Malcolm slapped his thigh with one hand and let out a ‘whoof’ of expelled air. “I dunno about you, but it means I better get my ass in my ca
r and get home before I crash and pass out on this bench.”
He stood up and stretched his back, then popped it and glanced at me and Miss Chin. “I’m gonna go call it a night. Can I offer either of you a ride home?”
Miss Chin glanced up at him. “Not necessary, but thank you. I’ll close down a few more of the rifts here and then drive myself home. I’m parked a couple blocks away.” She gestured vaguely toward the west.
I sighed and then stood up and brushed my hands off on my jeans. “I’d love to stay and help more, Miss Chin, but I’m just about done in. A lot of hard work today.”
Miss Chin focused on me, and after coming to some internal conclusion she wasn’t sharing, offered a slight smile and nod. “A lot of hard work, certainly. More to come, however.” She nodded toward me. “Enjoy your evenings, you two. When you feel up for it, contact me and together we’ll tackle some of the larger rifts here in the cathedral. While I could close them myself, with great effort and no small risk of personal endangerment, I admit the work will be easier to accomplish with three rather than one.”
I moved to stand next to Malcolm. “Four you mean. Me, Malcolm, you, and Charity.”
Miss Chin pursed her lips. “Ah yes, the strange Charity. I have yet to meet her, you know. Are you certain she’s trustworthy?”
I sighed, exasperated at hearing her same question for what had to be the thirtieth time. “I’m confident Charity is trustworthy. Don’t you trust the person who gave you Charity’s journal in the first place?”
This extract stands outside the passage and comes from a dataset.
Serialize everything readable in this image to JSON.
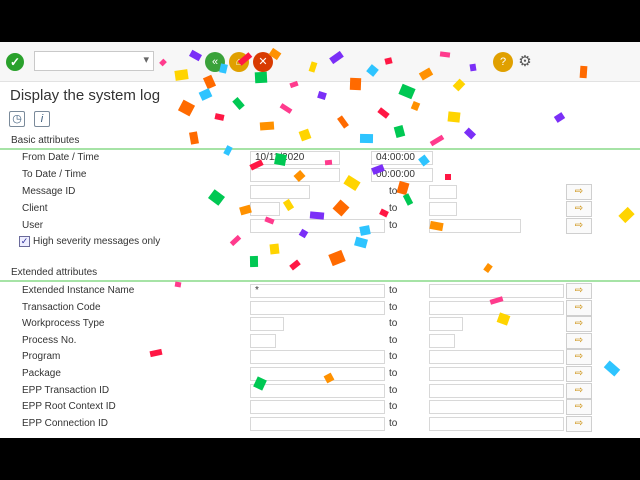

Miss Chin seemed to have a convenient memory for such things. Why was she so suspicious now?
Miss Chin nodded. “I do trust that individual, and, you’re right.” She waved a hand across her face. I picked up the subtle shift in the ley threads around us. She perked up noticeably, which meant she had used one of her little tricks to push away some of her fatigue. It was a trick she had taught me and Malcolm as well, though I knew it was more a delaying tactic than an actual remedy. So she was more tired than she looked.